Kokuka Hirano, cinquantanovenne residente a Toyoake, offre una testimonianza emblematica di questa problematica: "Perdo sonno per colpa del telefono. Comincio cercando chiarimenti su qualche argomento che mi incuriosisce e mi ritrovo, senza accorgermene, a vagare tra notizie provenienti da ogni angolo del pianeta. Le ore scivolano via inesorabilmente". Consapevole di questa dinamica, vorrebbe ora dedicare maggiori energie all'attività fisica e alla preparazione dei pasti, anche se, aggiunge con un sorriso autoironico, "tre o quattro ore giornaliere sarebbero probabilmente un obiettivo più ragionevole".
Lo stesso sindaco Kouki si pone come modello dell'approccio che auspica per la comunità. Padre di due bambini di sette e dieci anni, riferisce che nessuno dei due possiede un dispositivo personale. "Il più grande utilizza occasionalmente quello della madre, ma ci sforziamo di bandire gli schermi durante i pasti familiari. È un gesto apparentemente modesto, ma contribuisce a preservare momenti di autentica condivisione", spiega. In una nazione dove il novantacinque percento degli abitanti possiede uno smartphone e gli adolescenti dedicano mediamente oltre quattro ore quotidiane ai social media, l'esperimento di Toyoake - città di appena sessantottomila anime - potrebbe apparire come un tentativo marginale, destinato a dissolversi senza lasciare traccia.

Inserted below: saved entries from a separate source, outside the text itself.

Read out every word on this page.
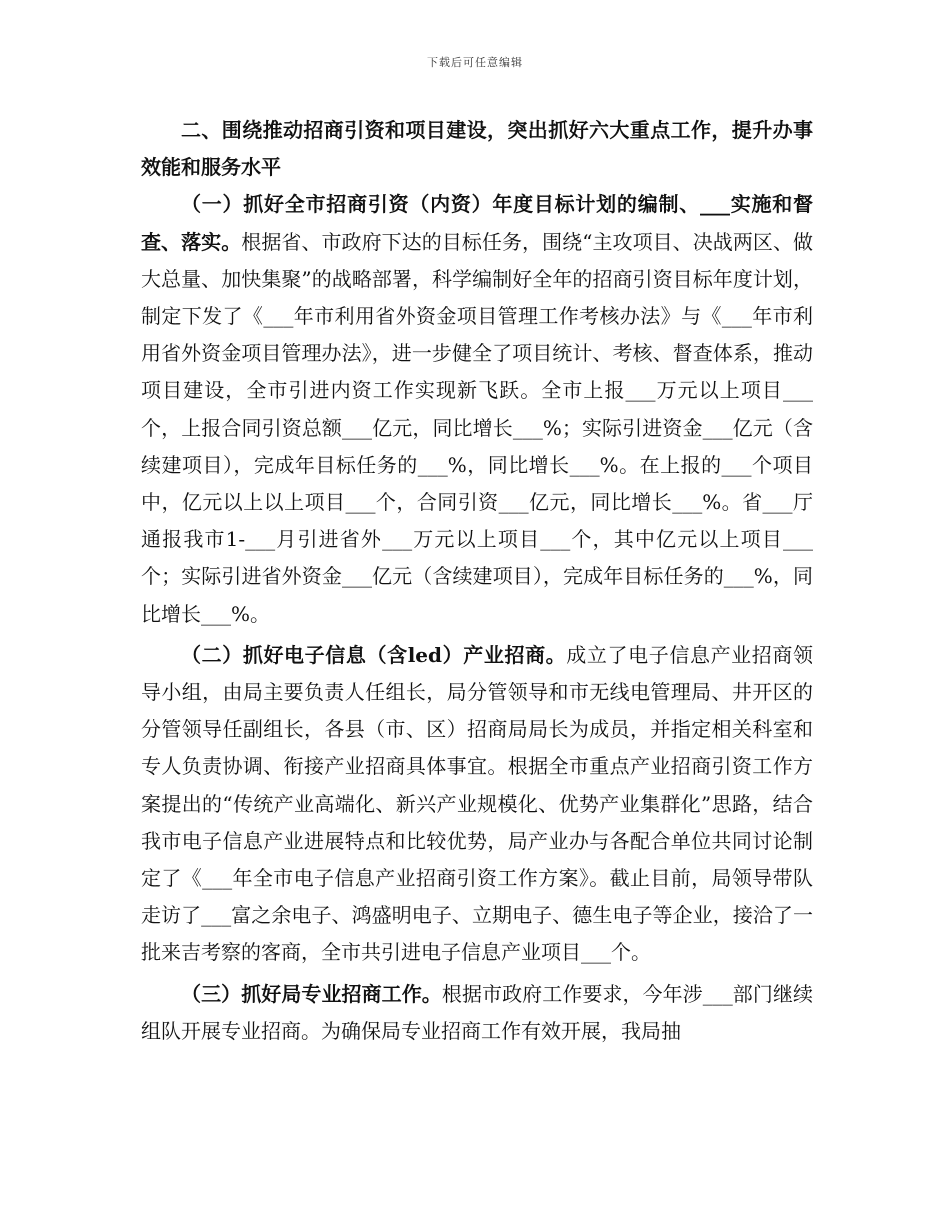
下载后可任意编辑

二、围绕推动招商引资和项目建设，突出抓好六大重点工作，提升办事效能和服务水平

（一）抓好全市招商引资（内资）年度目标计划的编制、___实施和督查、落实。根据省、市政府下达的目标任务，围绕“主攻项目、决战两区、做大总量、加快集聚”的战略部署，科学编制好全年的招商引资目标年度计划，制定下发了《___年市利用省外资金项目管理工作考核办法》与《___年市利用省外资金项目管理办法》，进一步健全了项目统计、考核、督查体系，推动项目建设，全市引进内资工作实现新飞跃。全市上报___万元以上项目___个，上报合同引资总额___亿元，同比增长___%；实际引进资金___亿元（含续建项目），完成年目标任务的___%，同比增长___%。在上报的___个项目中，亿元以上以上项目___个，合同引资___亿元，同比增长___%。省___厅通报我市1-___月引进省外___万元以上项目___个，其中亿元以上项目___个；实际引进省外资金___亿元（含续建项目），完成年目标任务的___%，同比增长___%。

（二）抓好电子信息（含led）产业招商。成立了电子信息产业招商领导小组，由局主要负责人任组长，局分管领导和市无线电管理局、井开区的分管领导任副组长，各县（市、区）招商局局长为成员，并指定相关科室和专人负责协调、衔接产业招商具体事宜。根据全市重点产业招商引资工作方案提出的“传统产业高端化、新兴产业规模化、优势产业集群化”思路，结合我市电子信息产业进展特点和比较优势，局产业办与各配合单位共同讨论制定了《___年全市电子信息产业招商引资工作方案》。截止目前，局领导带队走访了___富之余电子、鸿盛明电子、立期电子、德生电子等企业，接洽了一批来吉考察的客商，全市共引进电子信息产业项目___个。

（三）抓好局专业招商工作。根据市政府工作要求，今年涉___部门继续组队开展专业招商。为确保局专业招商工作有效开展，我局抽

Eppure è proprio da queste periferie geografiche ed esistenziali che talvolta nascono le domande più radicali. Perché la "rivoluzione gentile" promossa da Kouki non pretende di sovvertire le dinamiche globali, ma invita ciascuno a interrogarsi sulla qualità della propria vita digitale. In fondo, questa piccola comunità industriale ci ricorda che la tecnologia dovrebbe essere uno strumento al nostro servizio, non un padrone che detta i ritmi della nostra esistenza. E se anche solo una manciata di cittadini riscoprirà il piacere di una conversazione non mediata da uno schermo, forse l'iniziativa avrà già raggiunto il suo scopo più autentico: restituirci, almeno parzialmente, la padronanza del nostro tempo.